Yemeni loyalist forces, backed by the Saudi-led Arab coalition, said they were advancing Tuesday in a key province east of Sanaa, on the third day of a major offensive against rebels.
The coalition intensified its air strikes against the Iran-backed Huthi rebels earlier this month after a missile attack killed 60 Gulf troops, most of them Emiratis, in Marib province.
Troops loyal to exiled President Abedrabbo Mansour Hadi on Sunday began an all-out offensive against the Shiite rebels in Marib, aiming to retake the capital a year after it fell to the insurgents.

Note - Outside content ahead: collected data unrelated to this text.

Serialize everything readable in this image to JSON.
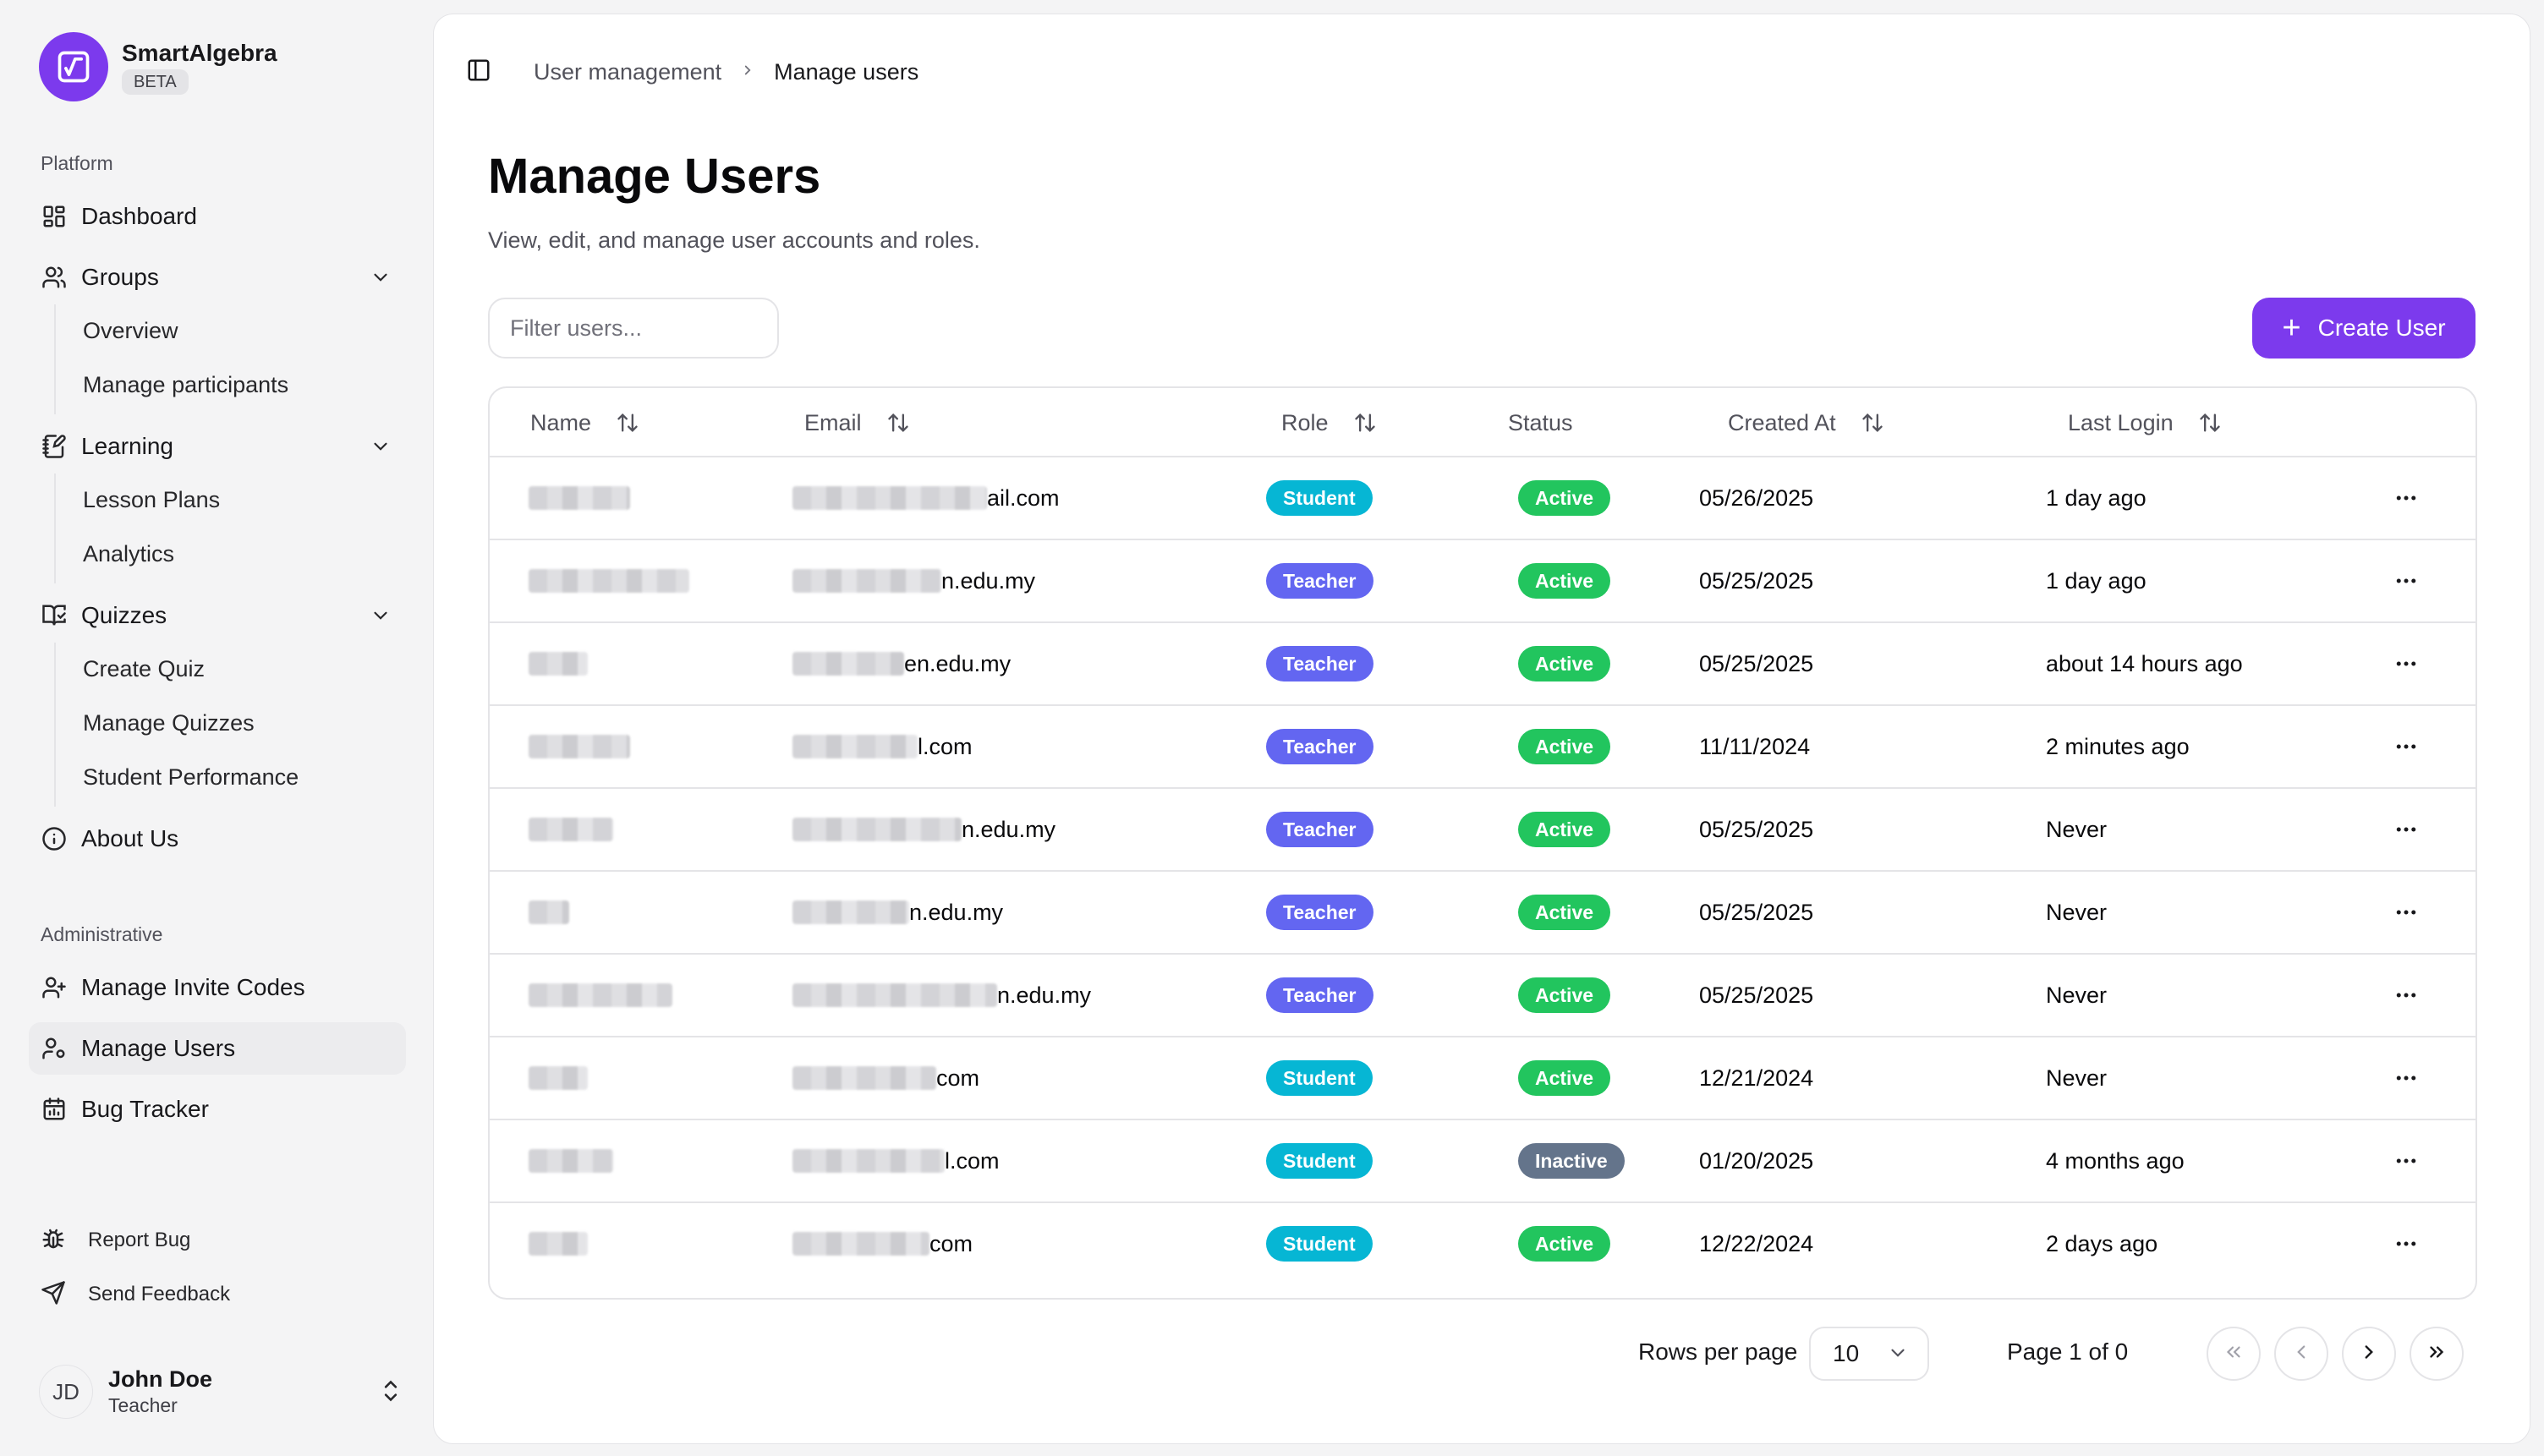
{
  "app": {
    "name": "SmartAlgebra",
    "badge": "BETA",
    "accent": "#7c3aed"
  },
  "sidebar": {
    "platform_label": "Platform",
    "admin_label": "Administrative",
    "items": {
      "dashboard": "Dashboard",
      "groups": "Groups",
      "groups_overview": "Overview",
      "groups_manage": "Manage participants",
      "learning": "Learning",
      "lesson_plans": "Lesson Plans",
      "analytics": "Analytics",
      "quizzes": "Quizzes",
      "create_quiz": "Create Quiz",
      "manage_quizzes": "Manage Quizzes",
      "student_performance": "Student Performance",
      "about": "About Us",
      "invite_codes": "Manage Invite Codes",
      "manage_users": "Manage Users",
      "bug_tracker": "Bug Tracker"
    },
    "footer": {
      "report_bug": "Report Bug",
      "send_feedback": "Send Feedback"
    },
    "user": {
      "initials": "JD",
      "name": "John Doe",
      "role": "Teacher"
    }
  },
  "breadcrumb": {
    "parent": "User management",
    "current": "Manage users"
  },
  "page": {
    "title": "Manage Users",
    "subtitle": "View, edit, and manage user accounts and roles.",
    "filter_placeholder": "Filter users...",
    "create_button": "Create User"
  },
  "table": {
    "columns": {
      "name": "Name",
      "email": "Email",
      "role": "Role",
      "status": "Status",
      "created": "Created At",
      "last_login": "Last Login"
    },
    "rows": [
      {
        "email_suffix": "ail.com",
        "role": "Student",
        "status": "Active",
        "created": "05/26/2025",
        "last_login": "1 day ago"
      },
      {
        "email_suffix": "n.edu.my",
        "role": "Teacher",
        "status": "Active",
        "created": "05/25/2025",
        "last_login": "1 day ago"
      },
      {
        "email_suffix": "en.edu.my",
        "role": "Teacher",
        "status": "Active",
        "created": "05/25/2025",
        "last_login": "about 14 hours ago"
      },
      {
        "email_suffix": "l.com",
        "role": "Teacher",
        "status": "Active",
        "created": "11/11/2024",
        "last_login": "2 minutes ago"
      },
      {
        "email_suffix": "n.edu.my",
        "role": "Teacher",
        "status": "Active",
        "created": "05/25/2025",
        "last_login": "Never"
      },
      {
        "email_suffix": "n.edu.my",
        "role": "Teacher",
        "status": "Active",
        "created": "05/25/2025",
        "last_login": "Never"
      },
      {
        "email_suffix": "n.edu.my",
        "role": "Teacher",
        "status": "Active",
        "created": "05/25/2025",
        "last_login": "Never"
      },
      {
        "email_suffix": "com",
        "role": "Student",
        "status": "Active",
        "created": "12/21/2024",
        "last_login": "Never"
      },
      {
        "email_suffix": "l.com",
        "role": "Student",
        "status": "Inactive",
        "created": "01/20/2025",
        "last_login": "4 months ago"
      },
      {
        "email_suffix": "com",
        "role": "Student",
        "status": "Active",
        "created": "12/22/2024",
        "last_login": "2 days ago"
      }
    ]
  },
  "colors": {
    "student": "#06b6d4",
    "teacher": "#6366f1",
    "active": "#22c55e",
    "inactive": "#64748b"
  },
  "pagination": {
    "rows_label": "Rows per page",
    "rows_value": "10",
    "page_label": "Page 1 of 0"
  }
}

Supported by coalition air cover and ground forces, pro-Hadi fighters captured two strategic hills in the rebel stronghold of Sirwah, on the route to Sanaa, an officer said.
"We have pushed the Huthis out of these two hills and entered Al-Zor," a rebel position near Sirwah, Captain Zaid al-Qaisi of the Marib-based 14th Brigade told AFP.
"Coalition ground forces, mainly from the United Arab Emirates and also Saudi Arabia, are participating in the offensive," he said, adding that they have been clearing mines planted by the rebels.
The UAE had said its troops were taking part in the latest operations in Marib and announced Monday the death of a second soldier.
Clashes also raged southwest of the Marib provincial capital, close to the historic site of the Marib Dam, military sources said.
Marib city is controlled by troops and tribes loyal to Hadi, but parts of the oil-rich province are still in the hands of the rebels.
- 'The last line' -
"If you want to go to Sanaa, you need to go to Marib -- it's the last line," said Brigadier General Ali Al-Kaabi, the commander of the Emirati contingent, quoted in The National Abu Dhabi-based English-language newspaper.
Rebel fighters who had been surrounding Marib city have now been forced into the mountains, he added.
The United Arab Emirates lost 52 soldiers in a missile attack by the rebels on September 4 in Marib, which killed a total of 67 coalition troops.
The Arab alliance has waged daily air strikes since March against the rebels, who are backed by renegade troops loyal to former autocratic president Ali Abdullah Saleh.
The air war came after the insurgents had advanced on the southern port city of Aden, where President Hadi had taken refuge after the Huthis seized the capital in September 2014.
Pro-Hadi fighters, backed by troops freshly trained and armed by Saudi Arabia, pushed the rebels out of Aden in July and have since recaptured four other southern provinces.
The United Nations says nearly 4,900 people have been killed and some 25,000 wounded since late March, while 21 million out of Yemen's population of 25 million have been affected by the conflict.
The escalation in Marib came as the exiled government backed out of a proposed new round of UN-brokered peace talks, insisting that rebels should withdraw from captured territory.
The UN's special envoy for Yemen, Ismail Ould Cheikh Ahmed, had announced last week that the government and the rebels agreed to attend talks in Oman, the only Gulf Arab state not in the Saudi-led coalition.